Peter held an unrecognizable morsel of what he'd been told was chicken up in front of his face and wondered whether he could go into battle with this particular casserole as his inspiration.

"Tell me, Nappy, do you think you're mad?" he asked abruptly.

The round man paused, a significant portion of oozing noodles stopped in its path about six inches from his mouth, where it hovered, as he considered the question. After a moment, he set the fork down and sighed a response. "I suppose so, Peter," he said a little sadly. "Some days more than others."

"Tell me a little bit about it," Peter asked.

Napoleon shook his head, and the remainder of his usual enthusiasm slipped away. "The medications control the delusion, pretty much. Like today, for example. I know I'm not the emperor. I merely know a lot about the man who was the emperor. And how to run an army. And what happened in 1812. Today, I'm just an ordinary bush-league historian. But tomorrow, I don't know. Maybe I'll fake it when they hand me my medication tonight. You know, tuck it under my tongue and spit it out later. There are some pretty effective sleight of hand tricks that just about everyone learns in here. Or maybe the dosage will be off just a little bit. That happens, too, because the nurses have so many pills to hand out, sometimes they don't pay as much attention as to who gets what as maybe they should. And there you would have it: A really powerful delusion doesn't need much ground to take root and flower."

Peter thought for a moment, then asked, "Do you miss it?"

"Miss what?"

"The delusions. When they're gone. Do they make you feel special when you have them, and ordinary when they're erased?"

He smiled. "Yes. Sometimes. But they sometimes hurt, too, and not merely because you can see how terrifying they are for everyone around you. The fixation becomes so great, that it overwhelms you. It's a little like a rubber band being pulled tighter and tighter within you. You know that eventually it has to break, but every moment that you think it will snap and everything inside you will come loose, it stretches out just a little farther. You should ask C-Bird about that, because I think he understands it better."

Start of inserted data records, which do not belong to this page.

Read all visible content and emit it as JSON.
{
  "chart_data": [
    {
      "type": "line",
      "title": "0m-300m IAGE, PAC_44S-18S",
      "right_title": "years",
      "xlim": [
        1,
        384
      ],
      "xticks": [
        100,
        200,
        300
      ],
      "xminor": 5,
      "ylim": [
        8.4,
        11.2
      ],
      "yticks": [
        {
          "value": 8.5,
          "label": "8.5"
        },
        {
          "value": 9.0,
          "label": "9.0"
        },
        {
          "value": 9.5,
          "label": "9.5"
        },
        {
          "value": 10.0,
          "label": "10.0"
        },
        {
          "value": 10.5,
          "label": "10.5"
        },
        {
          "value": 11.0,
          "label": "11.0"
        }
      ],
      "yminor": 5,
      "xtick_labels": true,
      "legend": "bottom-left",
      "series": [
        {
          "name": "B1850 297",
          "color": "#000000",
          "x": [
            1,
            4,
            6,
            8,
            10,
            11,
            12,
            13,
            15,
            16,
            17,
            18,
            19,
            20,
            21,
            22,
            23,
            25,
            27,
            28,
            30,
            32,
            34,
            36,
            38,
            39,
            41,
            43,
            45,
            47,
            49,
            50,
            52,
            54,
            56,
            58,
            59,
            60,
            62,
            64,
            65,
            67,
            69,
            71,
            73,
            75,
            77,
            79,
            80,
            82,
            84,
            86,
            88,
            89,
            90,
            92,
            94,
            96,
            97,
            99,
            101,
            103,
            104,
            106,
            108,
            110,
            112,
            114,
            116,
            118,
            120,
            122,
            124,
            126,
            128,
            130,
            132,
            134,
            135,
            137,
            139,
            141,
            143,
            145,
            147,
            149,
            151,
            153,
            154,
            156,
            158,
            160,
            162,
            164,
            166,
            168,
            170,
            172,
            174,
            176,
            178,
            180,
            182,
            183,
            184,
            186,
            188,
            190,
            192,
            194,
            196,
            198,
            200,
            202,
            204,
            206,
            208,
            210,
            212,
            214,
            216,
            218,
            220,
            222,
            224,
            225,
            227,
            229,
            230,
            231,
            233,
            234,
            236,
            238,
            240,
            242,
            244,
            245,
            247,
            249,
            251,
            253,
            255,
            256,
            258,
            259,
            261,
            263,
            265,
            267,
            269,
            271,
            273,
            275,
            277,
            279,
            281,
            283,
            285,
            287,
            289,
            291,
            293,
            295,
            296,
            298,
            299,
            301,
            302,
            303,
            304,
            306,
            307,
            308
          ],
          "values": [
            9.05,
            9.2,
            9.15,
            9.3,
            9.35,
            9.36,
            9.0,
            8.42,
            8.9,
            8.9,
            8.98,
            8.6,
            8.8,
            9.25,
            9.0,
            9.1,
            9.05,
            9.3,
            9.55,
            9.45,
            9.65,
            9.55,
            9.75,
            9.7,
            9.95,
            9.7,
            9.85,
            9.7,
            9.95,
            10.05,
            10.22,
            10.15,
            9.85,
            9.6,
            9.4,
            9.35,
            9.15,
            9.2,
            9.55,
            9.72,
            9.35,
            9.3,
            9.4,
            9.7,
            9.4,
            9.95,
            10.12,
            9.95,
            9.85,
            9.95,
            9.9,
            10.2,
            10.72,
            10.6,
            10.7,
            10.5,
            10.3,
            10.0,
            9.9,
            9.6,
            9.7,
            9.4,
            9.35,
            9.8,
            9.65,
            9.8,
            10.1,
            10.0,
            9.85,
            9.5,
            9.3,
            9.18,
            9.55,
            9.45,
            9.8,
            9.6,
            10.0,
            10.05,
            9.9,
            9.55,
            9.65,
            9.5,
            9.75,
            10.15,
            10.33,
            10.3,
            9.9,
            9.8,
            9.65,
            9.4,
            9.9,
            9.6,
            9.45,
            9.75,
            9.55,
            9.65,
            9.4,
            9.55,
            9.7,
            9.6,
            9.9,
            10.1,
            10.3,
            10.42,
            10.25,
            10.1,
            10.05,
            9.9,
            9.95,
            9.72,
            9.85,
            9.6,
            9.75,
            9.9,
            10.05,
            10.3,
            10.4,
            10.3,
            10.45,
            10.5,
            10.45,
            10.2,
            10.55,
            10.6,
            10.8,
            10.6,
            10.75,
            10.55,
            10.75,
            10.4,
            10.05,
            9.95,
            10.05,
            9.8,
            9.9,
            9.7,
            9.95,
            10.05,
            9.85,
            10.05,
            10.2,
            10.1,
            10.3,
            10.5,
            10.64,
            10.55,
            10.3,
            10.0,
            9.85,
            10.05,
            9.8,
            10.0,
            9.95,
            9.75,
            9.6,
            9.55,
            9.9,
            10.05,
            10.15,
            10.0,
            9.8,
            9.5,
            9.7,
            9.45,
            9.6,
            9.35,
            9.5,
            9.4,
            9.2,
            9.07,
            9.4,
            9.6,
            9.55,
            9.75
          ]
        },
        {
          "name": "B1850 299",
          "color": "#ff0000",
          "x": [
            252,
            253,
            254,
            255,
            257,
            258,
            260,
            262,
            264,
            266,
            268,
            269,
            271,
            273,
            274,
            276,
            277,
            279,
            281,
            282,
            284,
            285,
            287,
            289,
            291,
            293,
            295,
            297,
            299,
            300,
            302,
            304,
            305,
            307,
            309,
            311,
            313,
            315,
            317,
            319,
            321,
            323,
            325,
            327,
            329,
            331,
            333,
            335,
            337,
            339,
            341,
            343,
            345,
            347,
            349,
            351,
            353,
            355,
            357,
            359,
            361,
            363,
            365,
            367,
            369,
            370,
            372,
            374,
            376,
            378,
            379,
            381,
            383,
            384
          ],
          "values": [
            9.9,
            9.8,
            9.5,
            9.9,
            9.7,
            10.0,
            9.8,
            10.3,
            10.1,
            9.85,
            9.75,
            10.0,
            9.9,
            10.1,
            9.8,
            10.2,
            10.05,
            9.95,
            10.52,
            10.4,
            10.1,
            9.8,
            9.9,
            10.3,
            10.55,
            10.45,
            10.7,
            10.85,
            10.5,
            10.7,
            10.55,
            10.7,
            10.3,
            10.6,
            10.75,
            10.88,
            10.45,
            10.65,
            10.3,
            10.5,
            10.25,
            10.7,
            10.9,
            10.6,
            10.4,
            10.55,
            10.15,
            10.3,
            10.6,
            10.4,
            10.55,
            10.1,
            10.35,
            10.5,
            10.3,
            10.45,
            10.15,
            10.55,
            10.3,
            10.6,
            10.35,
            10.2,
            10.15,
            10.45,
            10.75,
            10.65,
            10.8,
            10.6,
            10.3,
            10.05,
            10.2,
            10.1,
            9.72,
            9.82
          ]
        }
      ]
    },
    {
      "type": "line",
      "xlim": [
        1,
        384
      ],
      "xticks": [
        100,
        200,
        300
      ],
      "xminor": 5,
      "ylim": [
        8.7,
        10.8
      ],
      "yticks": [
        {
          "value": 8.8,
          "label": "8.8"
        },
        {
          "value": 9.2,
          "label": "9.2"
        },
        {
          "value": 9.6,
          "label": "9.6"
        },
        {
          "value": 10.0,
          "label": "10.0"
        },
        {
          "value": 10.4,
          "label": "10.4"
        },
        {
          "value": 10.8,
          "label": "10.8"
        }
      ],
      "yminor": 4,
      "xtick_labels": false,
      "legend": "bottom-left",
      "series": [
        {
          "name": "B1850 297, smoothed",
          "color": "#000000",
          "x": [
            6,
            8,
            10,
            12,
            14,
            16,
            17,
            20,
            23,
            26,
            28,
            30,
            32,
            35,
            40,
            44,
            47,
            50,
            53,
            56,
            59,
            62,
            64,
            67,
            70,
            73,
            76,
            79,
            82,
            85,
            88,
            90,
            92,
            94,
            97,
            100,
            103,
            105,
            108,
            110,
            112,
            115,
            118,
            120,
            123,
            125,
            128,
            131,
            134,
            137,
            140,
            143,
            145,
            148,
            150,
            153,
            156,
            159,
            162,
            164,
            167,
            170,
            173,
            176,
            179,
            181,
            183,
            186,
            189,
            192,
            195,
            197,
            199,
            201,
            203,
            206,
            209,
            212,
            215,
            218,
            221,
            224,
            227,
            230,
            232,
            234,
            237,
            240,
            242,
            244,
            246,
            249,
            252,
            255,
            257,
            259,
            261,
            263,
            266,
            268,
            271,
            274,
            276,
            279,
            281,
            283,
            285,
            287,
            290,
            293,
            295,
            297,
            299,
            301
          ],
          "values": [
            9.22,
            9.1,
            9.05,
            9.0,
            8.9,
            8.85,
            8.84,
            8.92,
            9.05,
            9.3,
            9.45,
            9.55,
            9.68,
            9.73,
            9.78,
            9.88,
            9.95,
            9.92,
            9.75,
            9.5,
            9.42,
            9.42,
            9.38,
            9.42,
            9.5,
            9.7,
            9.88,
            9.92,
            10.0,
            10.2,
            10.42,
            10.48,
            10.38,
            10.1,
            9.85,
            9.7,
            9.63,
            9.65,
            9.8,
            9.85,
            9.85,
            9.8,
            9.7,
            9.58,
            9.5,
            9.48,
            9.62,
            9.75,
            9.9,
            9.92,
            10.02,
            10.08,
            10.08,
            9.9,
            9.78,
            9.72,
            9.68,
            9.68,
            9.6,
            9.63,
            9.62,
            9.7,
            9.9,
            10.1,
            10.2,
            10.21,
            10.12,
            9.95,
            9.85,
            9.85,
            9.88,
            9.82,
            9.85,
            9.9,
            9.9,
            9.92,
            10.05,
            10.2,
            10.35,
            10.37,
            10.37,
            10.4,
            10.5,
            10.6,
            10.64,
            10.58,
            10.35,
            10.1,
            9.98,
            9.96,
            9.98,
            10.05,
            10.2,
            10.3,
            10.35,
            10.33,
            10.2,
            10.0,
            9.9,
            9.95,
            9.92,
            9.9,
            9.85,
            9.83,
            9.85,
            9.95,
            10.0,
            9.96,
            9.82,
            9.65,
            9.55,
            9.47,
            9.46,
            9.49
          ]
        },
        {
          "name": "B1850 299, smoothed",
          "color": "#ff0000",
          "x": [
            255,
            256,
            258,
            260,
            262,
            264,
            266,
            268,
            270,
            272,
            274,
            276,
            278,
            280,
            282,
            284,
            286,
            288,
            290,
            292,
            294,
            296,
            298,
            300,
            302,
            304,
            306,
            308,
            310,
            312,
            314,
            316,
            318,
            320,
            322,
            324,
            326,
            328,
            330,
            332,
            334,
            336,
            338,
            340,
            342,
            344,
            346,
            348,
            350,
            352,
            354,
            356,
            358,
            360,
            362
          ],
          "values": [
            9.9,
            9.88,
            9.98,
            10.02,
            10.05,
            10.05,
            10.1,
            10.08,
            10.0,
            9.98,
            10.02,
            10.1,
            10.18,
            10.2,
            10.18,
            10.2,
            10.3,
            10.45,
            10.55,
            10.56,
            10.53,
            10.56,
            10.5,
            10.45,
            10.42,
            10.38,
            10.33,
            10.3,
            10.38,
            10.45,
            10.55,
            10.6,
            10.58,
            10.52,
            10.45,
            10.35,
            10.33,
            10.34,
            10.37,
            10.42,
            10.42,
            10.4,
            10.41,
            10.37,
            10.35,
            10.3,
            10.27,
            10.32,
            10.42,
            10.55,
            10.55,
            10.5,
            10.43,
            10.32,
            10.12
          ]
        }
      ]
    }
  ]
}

"I will." Again, Peter hesitated. As he did, he saw Francis moving gingerly across the room to join them. The young man moved in much the same manner that Peter remembered from days on patrol in Vietnam, unsure whether the very ground he walked upon might be booby-trapped. Francis tacked between arguments and angers, blown a little to the right, and then the left by rage and hallucination, avoiding the shoals of senility or retardation, to finally arrive at the table, where he threw himself into a seat with a small grunt of satisfaction. The dining room was a dangerous passage of troubles, Peter thought.